When she didn’t reply, he dropped her hand. “If you should happen to find the roommate . . .” he began, an edge to his tone. “I’m not suggesting you keep nosing around, but if you happen to run into her, you’ll call me, right?”

Vicky closed her eyes a moment and tried to grab onto the idea at the edge of her mind. Whoever had ransacked Todd’s apartment had taken the computer and any back-up diskettes that may have contained his thesis. Why would anyone want a graduate student’s thesis? Is that why Todd was killed? For a thesis? It didn’t make sense. She said, “I’ll do everything I can to make sure the bastard who killed Todd Harris spends the rest of his life behind bars.”

“Vicky, Vicky.” A patient repetition, a kind of demand for attention. “You’ll call me, right?”

“I’ll call you, Steve,” she said.

He bestowed a long, appreciative smile on her before leading her out of the narrow apartment and down the stairs. Outside they walked past the shade lengthening over the sidewalk and into the bright sunshine at the curb. He held the door as she slipped inside the Taurus. Bending toward her, his face close to hers, he said, “Could we put all this aside for a couple hours and have dinner tonight?”

“I’m sorry, Steve,” she began, searching for the words to let him know gently she did not want to reconsider the decision she had made a dozen years ago.

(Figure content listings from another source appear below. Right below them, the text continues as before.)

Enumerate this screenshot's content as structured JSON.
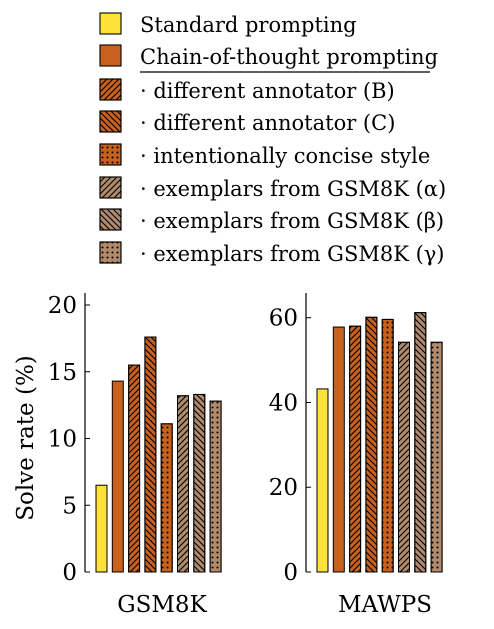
{
  "chart_data": {
    "type": "bar",
    "legend": {
      "placement": "top",
      "entries": [
        {
          "label": "Standard prompting",
          "color": "#fde23a",
          "pattern": "solid"
        },
        {
          "label": "Chain-of-thought prompting",
          "color": "#c8601e",
          "pattern": "solid"
        },
        {
          "label": "· different annotator (B)",
          "color": "#c8601e",
          "pattern": "hatch-ne"
        },
        {
          "label": "· different annotator (C)",
          "color": "#c8601e",
          "pattern": "hatch-nw"
        },
        {
          "label": "· intentionally concise style",
          "color": "#c8601e",
          "pattern": "dots"
        },
        {
          "label": "· exemplars from GSM8K (α)",
          "color": "#b08a6a",
          "pattern": "hatch-ne"
        },
        {
          "label": "· exemplars from GSM8K (β)",
          "color": "#b08a6a",
          "pattern": "hatch-nw"
        },
        {
          "label": "· exemplars from GSM8K (γ)",
          "color": "#b08a6a",
          "pattern": "dots"
        }
      ]
    },
    "ylabel": "Solve rate (%)",
    "panels": [
      {
        "xlabel": "GSM8K",
        "ylim": [
          0,
          20
        ],
        "yticks": [
          "0",
          "5",
          "10",
          "15",
          "20"
        ],
        "ytick_values": [
          0,
          5,
          10,
          15,
          20
        ],
        "values": [
          6.5,
          14.3,
          15.5,
          17.6,
          11.1,
          13.2,
          13.3,
          12.8
        ]
      },
      {
        "xlabel": "MAWPS",
        "ylim": [
          0,
          63
        ],
        "yticks": [
          "0",
          "20",
          "40",
          "60"
        ],
        "ytick_values": [
          0,
          20,
          40,
          60
        ],
        "values": [
          43.2,
          57.8,
          58.0,
          60.1,
          59.6,
          54.2,
          61.2,
          54.2
        ]
      }
    ]
  }
}
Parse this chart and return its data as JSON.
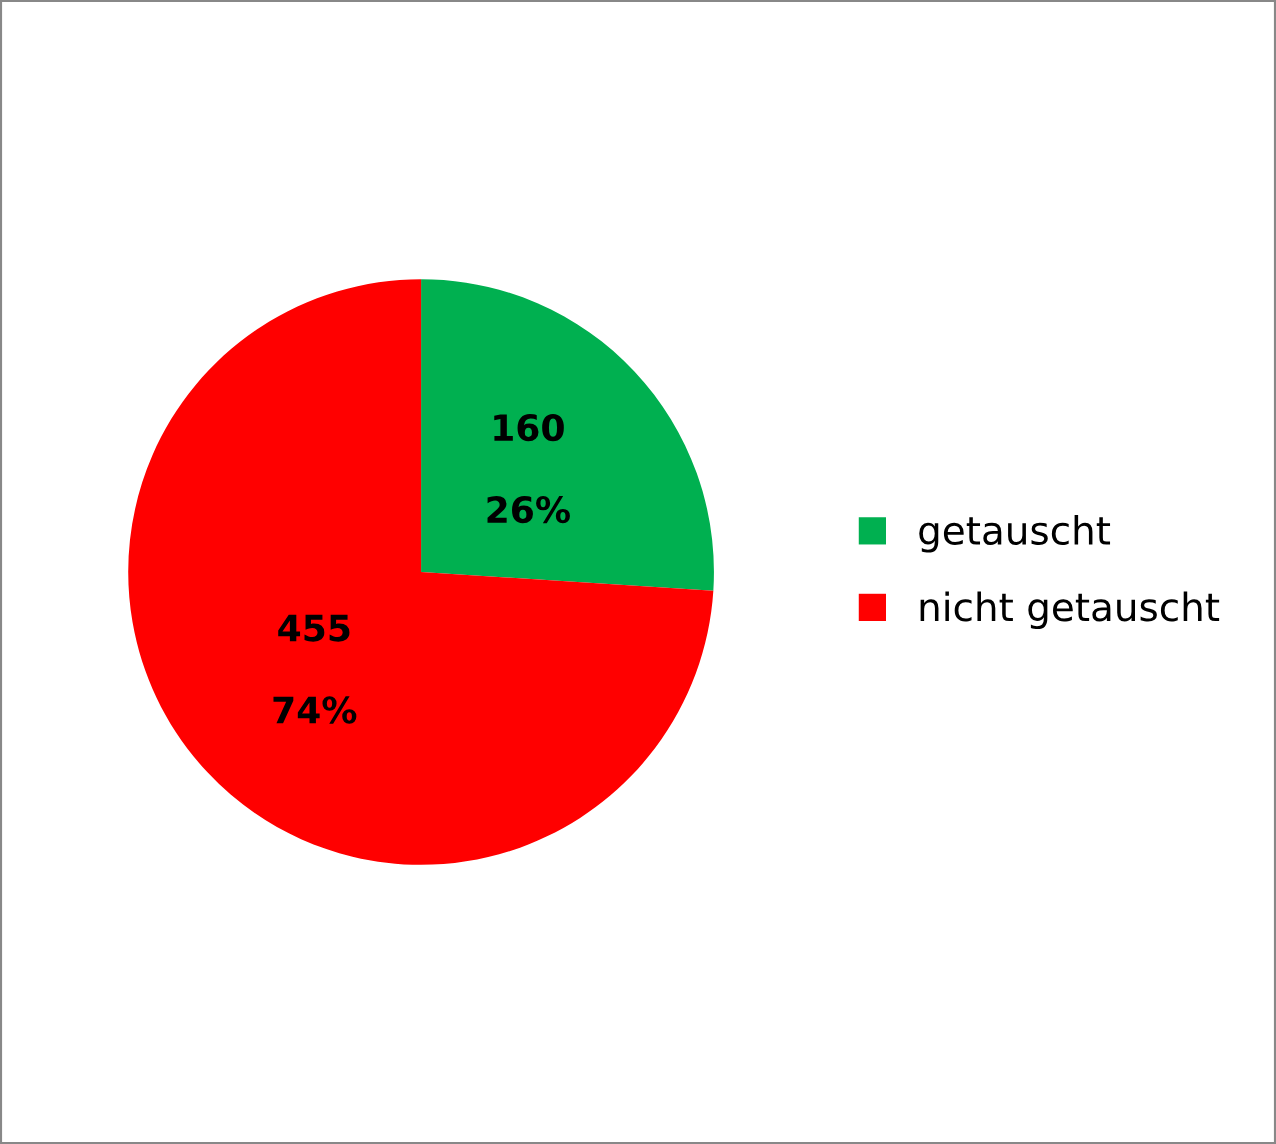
{
  "chart_data": {
    "type": "pie",
    "categories": [
      "getauscht",
      "nicht getauscht"
    ],
    "values": [
      160,
      455
    ],
    "colors": [
      "#00b050",
      "#ff0000"
    ],
    "value_labels": [
      "160",
      "455"
    ],
    "annotations": [
      "26%",
      "74%"
    ],
    "legend": "right"
  }
}
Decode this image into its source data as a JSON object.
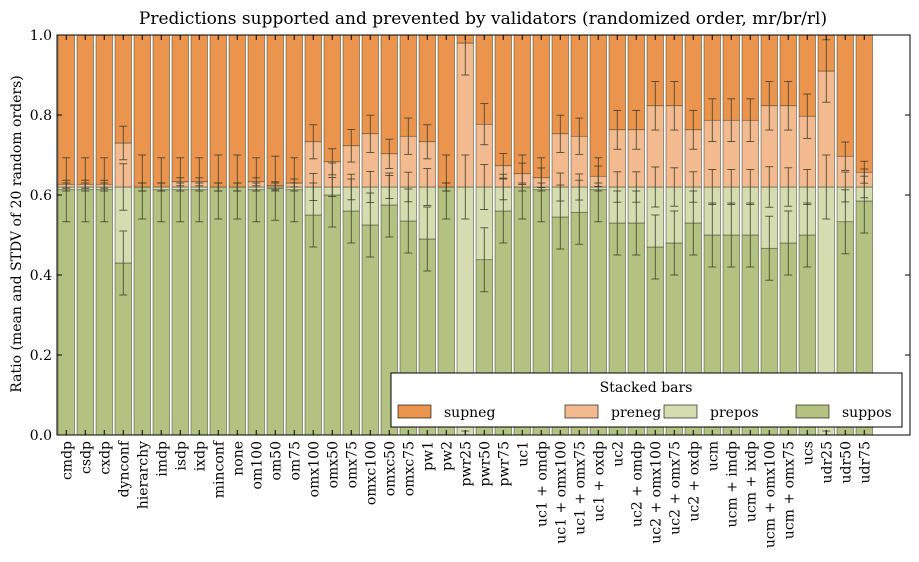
{
  "chart_data": {
    "type": "bar",
    "stacked": true,
    "title": "Predictions supported and prevented by validators (randomized order, mr/br/rl)",
    "ylabel": "Ratio (mean and STDV of 20 random orders)",
    "xlabel": "",
    "ylim": [
      0,
      1.0
    ],
    "yticks": [
      "0.0",
      "0.2",
      "0.4",
      "0.6",
      "0.8",
      "1.0"
    ],
    "grid": false,
    "categories": [
      "cmdp",
      "csdp",
      "cxdp",
      "dynconf",
      "hierarchy",
      "imdp",
      "isdp",
      "ixdp",
      "minconf",
      "none",
      "om100",
      "om50",
      "om75",
      "omx100",
      "omx50",
      "omx75",
      "omxc100",
      "omxc50",
      "omxc75",
      "pw1",
      "pw2",
      "pwr25",
      "pwr50",
      "pwr75",
      "uc1",
      "uc1 + omdp",
      "uc1 + omx100",
      "uc1 + omx75",
      "uc1 + oxdp",
      "uc2",
      "uc2 + omdp",
      "uc2 + omx100",
      "uc2 + omx75",
      "uc2 + oxdp",
      "ucm",
      "ucm + imdp",
      "ucm + ixdp",
      "ucm + omx100",
      "ucm + omx75",
      "ucs",
      "udr25",
      "udr50",
      "udr75"
    ],
    "series": [
      {
        "name": "suppos",
        "color": "#b4c281",
        "values": [
          0.613,
          0.613,
          0.613,
          0.43,
          0.62,
          0.613,
          0.613,
          0.613,
          0.62,
          0.62,
          0.613,
          0.617,
          0.613,
          0.55,
          0.6,
          0.56,
          0.525,
          0.575,
          0.535,
          0.49,
          0.62,
          0.0,
          0.438,
          0.56,
          0.62,
          0.613,
          0.545,
          0.557,
          0.613,
          0.53,
          0.53,
          0.47,
          0.48,
          0.53,
          0.5,
          0.5,
          0.5,
          0.467,
          0.48,
          0.5,
          0.0,
          0.533,
          0.585
        ]
      },
      {
        "name": "prepos",
        "color": "#d4dcb0",
        "values": [
          0.007,
          0.007,
          0.007,
          0.19,
          0.0,
          0.007,
          0.007,
          0.007,
          0.0,
          0.0,
          0.007,
          0.003,
          0.007,
          0.07,
          0.02,
          0.06,
          0.095,
          0.045,
          0.085,
          0.13,
          0.0,
          0.62,
          0.182,
          0.06,
          0.0,
          0.007,
          0.075,
          0.063,
          0.007,
          0.09,
          0.09,
          0.15,
          0.14,
          0.09,
          0.12,
          0.12,
          0.12,
          0.153,
          0.14,
          0.12,
          0.62,
          0.087,
          0.035
        ]
      },
      {
        "name": "preneg",
        "color": "#f2ba8e",
        "values": [
          0.007,
          0.007,
          0.007,
          0.11,
          0.0,
          0.0,
          0.013,
          0.013,
          0.0,
          0.0,
          0.013,
          0.003,
          0.01,
          0.113,
          0.063,
          0.103,
          0.133,
          0.083,
          0.127,
          0.113,
          0.0,
          0.36,
          0.157,
          0.053,
          0.033,
          0.023,
          0.133,
          0.127,
          0.027,
          0.143,
          0.143,
          0.203,
          0.203,
          0.143,
          0.167,
          0.167,
          0.167,
          0.203,
          0.203,
          0.177,
          0.29,
          0.077,
          0.037
        ]
      },
      {
        "name": "supneg",
        "color": "#ea944d",
        "values": [
          0.373,
          0.373,
          0.373,
          0.27,
          0.38,
          0.38,
          0.367,
          0.367,
          0.38,
          0.38,
          0.367,
          0.377,
          0.37,
          0.267,
          0.317,
          0.277,
          0.247,
          0.297,
          0.253,
          0.267,
          0.38,
          0.02,
          0.223,
          0.327,
          0.347,
          0.357,
          0.247,
          0.253,
          0.353,
          0.237,
          0.237,
          0.177,
          0.177,
          0.237,
          0.213,
          0.213,
          0.213,
          0.177,
          0.177,
          0.203,
          0.09,
          0.303,
          0.343
        ]
      }
    ],
    "legend": {
      "title": "Stacked bars",
      "position": "lower-right",
      "entries": [
        "supneg",
        "preneg",
        "prepos",
        "suppos"
      ]
    }
  }
}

“Level with me,” he said. “You’re involved with somebody else, right?”

She gripped the handle and pulled the door away from him. She thought of the white man who’d asked her to move to Chicago. A nice man, a company president, but he was not for her, and last week she had told him so. She glanced up at the detective awaiting her answer. “Yes,” she said, “I’m involved with somebody else.” It seemed the easiest way.